A Comparative Study of Knowledge Transfer Methods for Misaligned Urban Building Labels

from arxiv, This work has been submitted to Elsevier for possible publication. Copyright may be transferred without notice, after which this version may no longer be accessible

Misalignment in Earth observation (EO) images and building labels impact the training of accurate convolutional neural networks (CNNs) for semantic segmentation of building footprints. Recently, three Teacher-Student knowledge transfer methods have been introduced to address this issue: supervised domain adaptation (SDA), knowledge distillation (KD), and deep mutual learning (DML). However, these methods are merely studied for different urban buildings (low-rise, mid-rise, high-rise, and skyscrapers), where misalignment increases with building height and spatial resolution. In this study, we present a workflow for the systematic comparative study of the three methods. The workflow first identifies the best (with the highest evaluation scores) hyperparameters, lightweight CNNs for the Student (among 43 CNNs from Computer Vision), and encoder-decoder networks (EDNs) for both Teachers and Students. Secondly, three building footprint datasets are developed to train and evaluate the identified Teachers and Students in the three transfer methods. The results show that U-Net with VGG19 (U-VGG19) is the best Teacher, and U-EfficientNetv2B3 and U-EfficientNet-lite0 are among the best Students. With these Teacher-Student pairs, SDA could yield upto 0.943, 0.868, 0.912, and 0.697 F1 scores in the low-rise, mid-rise, high-rise, and skyscrapers respectively. KD and DML provide model compression of upto 82%, despite marginal loss in performance. This new comparison concludes that SDA is the most effective method to address the misalignment problem, while KD and DML can efficiently compress network size without significant loss in performance. The 158 experiments and datasets developed in this study will be valuable to minimise the misaligned labels.

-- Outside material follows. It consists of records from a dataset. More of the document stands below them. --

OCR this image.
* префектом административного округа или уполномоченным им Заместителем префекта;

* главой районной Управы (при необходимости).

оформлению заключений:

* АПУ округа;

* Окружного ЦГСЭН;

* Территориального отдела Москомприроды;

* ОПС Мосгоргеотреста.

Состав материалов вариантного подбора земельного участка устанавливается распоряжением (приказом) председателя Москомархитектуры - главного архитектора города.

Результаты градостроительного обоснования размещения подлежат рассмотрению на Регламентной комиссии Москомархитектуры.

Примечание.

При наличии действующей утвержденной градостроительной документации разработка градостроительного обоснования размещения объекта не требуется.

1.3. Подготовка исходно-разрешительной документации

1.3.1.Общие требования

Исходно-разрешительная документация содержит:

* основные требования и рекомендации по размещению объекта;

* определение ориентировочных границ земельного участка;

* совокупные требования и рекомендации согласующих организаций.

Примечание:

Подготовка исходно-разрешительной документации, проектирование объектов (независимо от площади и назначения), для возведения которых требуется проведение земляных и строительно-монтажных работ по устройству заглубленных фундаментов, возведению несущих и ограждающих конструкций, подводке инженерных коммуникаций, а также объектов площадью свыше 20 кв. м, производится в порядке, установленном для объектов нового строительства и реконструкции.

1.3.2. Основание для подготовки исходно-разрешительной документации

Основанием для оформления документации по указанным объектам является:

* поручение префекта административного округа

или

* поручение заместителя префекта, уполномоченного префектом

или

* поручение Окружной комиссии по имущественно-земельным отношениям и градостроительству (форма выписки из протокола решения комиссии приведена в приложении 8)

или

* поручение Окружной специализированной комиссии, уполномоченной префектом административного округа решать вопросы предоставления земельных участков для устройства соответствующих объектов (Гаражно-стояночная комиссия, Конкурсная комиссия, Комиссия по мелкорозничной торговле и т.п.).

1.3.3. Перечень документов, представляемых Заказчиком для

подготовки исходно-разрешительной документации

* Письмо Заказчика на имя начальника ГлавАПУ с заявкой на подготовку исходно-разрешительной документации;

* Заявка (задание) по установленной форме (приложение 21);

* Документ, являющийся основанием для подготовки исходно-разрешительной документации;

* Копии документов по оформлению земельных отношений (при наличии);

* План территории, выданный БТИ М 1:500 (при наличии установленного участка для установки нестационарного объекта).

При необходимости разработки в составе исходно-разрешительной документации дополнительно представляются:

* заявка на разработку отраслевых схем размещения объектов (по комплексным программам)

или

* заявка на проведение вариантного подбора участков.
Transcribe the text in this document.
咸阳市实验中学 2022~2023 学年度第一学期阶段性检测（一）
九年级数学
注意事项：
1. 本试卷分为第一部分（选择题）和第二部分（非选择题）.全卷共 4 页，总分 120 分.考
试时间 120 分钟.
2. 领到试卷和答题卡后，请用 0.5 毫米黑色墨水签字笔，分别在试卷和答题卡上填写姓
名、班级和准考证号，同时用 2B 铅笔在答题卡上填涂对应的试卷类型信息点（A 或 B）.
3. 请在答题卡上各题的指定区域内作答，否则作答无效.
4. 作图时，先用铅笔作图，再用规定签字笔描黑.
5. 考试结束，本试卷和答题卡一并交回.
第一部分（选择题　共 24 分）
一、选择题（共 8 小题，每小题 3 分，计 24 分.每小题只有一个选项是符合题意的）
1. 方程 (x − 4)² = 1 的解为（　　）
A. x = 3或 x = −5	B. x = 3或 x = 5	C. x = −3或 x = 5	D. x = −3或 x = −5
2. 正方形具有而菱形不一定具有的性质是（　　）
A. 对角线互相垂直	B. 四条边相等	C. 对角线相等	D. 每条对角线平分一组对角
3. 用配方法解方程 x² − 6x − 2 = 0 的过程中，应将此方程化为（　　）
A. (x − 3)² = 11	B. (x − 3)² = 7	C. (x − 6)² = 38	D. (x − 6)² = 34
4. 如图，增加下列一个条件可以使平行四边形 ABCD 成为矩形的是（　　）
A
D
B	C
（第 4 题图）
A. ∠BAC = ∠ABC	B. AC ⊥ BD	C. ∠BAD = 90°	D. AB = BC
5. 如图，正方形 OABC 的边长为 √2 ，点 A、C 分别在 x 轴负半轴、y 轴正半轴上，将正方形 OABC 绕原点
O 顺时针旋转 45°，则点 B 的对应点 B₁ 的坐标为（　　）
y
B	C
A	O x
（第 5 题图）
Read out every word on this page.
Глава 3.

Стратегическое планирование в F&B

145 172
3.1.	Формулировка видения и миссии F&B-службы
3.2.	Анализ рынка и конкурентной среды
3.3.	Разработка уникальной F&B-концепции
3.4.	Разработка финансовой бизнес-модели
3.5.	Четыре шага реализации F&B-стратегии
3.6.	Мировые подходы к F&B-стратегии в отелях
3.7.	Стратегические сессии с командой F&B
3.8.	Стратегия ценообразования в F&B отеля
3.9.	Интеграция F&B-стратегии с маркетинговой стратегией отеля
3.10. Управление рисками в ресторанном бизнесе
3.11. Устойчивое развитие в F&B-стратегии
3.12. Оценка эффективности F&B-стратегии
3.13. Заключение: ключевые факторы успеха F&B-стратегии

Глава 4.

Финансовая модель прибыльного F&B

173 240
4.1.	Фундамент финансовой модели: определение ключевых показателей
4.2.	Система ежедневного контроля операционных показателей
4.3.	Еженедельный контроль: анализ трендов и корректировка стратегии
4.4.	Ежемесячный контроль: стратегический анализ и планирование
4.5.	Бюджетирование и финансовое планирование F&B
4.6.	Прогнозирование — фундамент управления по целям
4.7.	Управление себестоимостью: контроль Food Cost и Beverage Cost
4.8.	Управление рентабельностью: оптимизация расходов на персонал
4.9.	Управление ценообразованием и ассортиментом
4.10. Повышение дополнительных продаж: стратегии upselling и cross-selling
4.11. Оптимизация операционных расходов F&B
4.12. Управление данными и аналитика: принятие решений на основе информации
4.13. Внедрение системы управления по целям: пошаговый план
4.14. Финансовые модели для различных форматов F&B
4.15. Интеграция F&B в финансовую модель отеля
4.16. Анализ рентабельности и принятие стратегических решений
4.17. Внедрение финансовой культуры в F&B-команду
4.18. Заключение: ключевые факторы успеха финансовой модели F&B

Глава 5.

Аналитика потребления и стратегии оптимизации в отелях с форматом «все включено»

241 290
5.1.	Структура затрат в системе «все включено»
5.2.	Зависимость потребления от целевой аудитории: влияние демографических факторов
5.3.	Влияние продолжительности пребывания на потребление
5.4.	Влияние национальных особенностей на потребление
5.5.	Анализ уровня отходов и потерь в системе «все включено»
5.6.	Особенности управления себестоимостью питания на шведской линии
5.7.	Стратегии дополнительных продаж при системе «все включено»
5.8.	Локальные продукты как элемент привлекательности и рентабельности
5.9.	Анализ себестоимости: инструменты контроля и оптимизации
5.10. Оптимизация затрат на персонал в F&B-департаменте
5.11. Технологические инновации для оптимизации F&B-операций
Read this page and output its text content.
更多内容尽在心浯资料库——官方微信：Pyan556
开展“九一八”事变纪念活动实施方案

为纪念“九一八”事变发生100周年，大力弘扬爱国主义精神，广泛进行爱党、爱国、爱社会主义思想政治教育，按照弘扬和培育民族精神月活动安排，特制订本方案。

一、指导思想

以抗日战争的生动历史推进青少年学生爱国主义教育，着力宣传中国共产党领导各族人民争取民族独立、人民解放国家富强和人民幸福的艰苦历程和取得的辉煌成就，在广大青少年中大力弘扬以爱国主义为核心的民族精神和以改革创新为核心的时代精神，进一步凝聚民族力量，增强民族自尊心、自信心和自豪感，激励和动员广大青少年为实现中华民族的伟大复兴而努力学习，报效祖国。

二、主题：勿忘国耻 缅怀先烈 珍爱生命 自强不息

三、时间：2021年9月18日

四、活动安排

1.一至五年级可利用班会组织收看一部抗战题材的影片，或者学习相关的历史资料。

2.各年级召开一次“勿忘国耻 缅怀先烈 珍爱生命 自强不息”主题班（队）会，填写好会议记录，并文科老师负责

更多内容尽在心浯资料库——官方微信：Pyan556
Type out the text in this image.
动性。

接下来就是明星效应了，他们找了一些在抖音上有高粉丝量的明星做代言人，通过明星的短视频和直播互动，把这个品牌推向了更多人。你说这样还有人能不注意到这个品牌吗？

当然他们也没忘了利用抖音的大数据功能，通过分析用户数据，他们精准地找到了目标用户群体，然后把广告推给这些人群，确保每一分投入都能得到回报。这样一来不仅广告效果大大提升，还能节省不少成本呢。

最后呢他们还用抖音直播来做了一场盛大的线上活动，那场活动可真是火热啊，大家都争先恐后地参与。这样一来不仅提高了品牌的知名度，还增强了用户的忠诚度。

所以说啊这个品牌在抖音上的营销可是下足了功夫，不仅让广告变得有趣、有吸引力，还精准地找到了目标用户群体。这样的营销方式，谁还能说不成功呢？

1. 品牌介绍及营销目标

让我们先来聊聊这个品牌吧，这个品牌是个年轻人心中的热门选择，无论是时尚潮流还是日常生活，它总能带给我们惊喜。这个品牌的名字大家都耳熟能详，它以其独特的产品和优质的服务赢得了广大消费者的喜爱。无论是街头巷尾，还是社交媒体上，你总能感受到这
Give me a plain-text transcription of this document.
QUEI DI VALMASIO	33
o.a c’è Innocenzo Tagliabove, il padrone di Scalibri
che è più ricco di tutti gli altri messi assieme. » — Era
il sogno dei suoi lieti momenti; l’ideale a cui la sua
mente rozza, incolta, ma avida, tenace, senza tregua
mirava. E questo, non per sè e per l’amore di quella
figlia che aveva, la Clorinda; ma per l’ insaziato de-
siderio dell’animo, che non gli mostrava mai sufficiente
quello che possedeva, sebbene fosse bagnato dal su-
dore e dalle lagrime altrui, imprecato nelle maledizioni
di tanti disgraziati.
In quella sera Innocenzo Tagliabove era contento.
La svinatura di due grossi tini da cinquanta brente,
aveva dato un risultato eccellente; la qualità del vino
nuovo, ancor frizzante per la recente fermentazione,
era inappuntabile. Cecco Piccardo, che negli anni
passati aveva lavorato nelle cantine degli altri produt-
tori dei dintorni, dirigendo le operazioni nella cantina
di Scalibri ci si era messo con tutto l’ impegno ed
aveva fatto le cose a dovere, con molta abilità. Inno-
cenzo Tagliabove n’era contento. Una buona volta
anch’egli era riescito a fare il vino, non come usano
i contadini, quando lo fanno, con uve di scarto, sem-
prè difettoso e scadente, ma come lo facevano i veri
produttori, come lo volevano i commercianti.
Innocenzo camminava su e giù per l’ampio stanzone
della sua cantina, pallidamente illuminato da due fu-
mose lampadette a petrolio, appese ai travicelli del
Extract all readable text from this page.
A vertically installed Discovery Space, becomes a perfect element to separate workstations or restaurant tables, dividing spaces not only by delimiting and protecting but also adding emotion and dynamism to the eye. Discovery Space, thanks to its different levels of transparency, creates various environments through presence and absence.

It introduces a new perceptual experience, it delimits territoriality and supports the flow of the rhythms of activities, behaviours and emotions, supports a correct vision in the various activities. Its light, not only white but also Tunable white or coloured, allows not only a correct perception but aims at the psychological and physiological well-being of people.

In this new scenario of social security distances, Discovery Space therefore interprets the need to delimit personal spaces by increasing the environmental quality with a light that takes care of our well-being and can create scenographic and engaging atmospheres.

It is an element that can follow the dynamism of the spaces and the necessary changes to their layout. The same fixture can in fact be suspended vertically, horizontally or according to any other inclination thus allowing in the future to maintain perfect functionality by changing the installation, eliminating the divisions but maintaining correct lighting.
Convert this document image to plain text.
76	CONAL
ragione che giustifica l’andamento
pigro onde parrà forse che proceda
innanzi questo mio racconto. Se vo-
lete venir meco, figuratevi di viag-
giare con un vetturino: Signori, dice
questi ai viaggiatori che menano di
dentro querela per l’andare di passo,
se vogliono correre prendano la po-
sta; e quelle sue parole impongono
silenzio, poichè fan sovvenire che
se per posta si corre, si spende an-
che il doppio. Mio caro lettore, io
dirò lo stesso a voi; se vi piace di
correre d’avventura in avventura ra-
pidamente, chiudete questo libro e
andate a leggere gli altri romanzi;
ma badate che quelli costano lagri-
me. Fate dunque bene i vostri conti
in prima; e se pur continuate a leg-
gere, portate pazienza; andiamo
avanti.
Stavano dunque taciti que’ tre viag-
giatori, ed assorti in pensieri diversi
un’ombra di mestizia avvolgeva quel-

翻译：地球观测图像与建筑标签之间的错位会影响用于建筑足迹语义分割的精确卷积神经网络的训练。近期，三种教师-学生知识迁移方法被引入以解决该问题：监督域自适应、知识蒸馏和深度相互学习。然而，这些方法仅针对不同类型的城市建筑（低层、中层、高层及超高层）进行了研究，其中错位程度随建筑高度和空间分辨率的增加而加剧。本研究提出了一套系统比较三种方法的流程。该流程首先确定了最佳（评分最高）超参数、适用于学生网络的轻量级卷积神经网络（选自计算机视觉领域的43种卷积神经网络），以及适用于教师和学生网络的编码器-解码器网络。其次，开发了三个建筑足迹数据集，用于训练和评估三种迁移方法中的选定教师与学生网络。结果表明，采用VGG19的U-Net（U-VGG19）是最优教师网络，而U-EfficientNetv2B3和U-EfficientNet-lite0属于最优学生网络。使用这些教师-学生配对时，监督域自适应在低层、中层、高层及超高层建筑中分别可获得高达0.943、0.868、0.912和0.697的F1分数。知识蒸馏和深度相互学习可实现最高82%的模型压缩率，尽管性能略有损失。这一新比较得出结论：监督域自适应是解决错位问题最有效的方法，而知识蒸馏和深度相互学习可在不显著降低性能的前提下高效压缩网络规模。本研究开展的158次实验及开发的数据集将有助于最小化标签错位问题。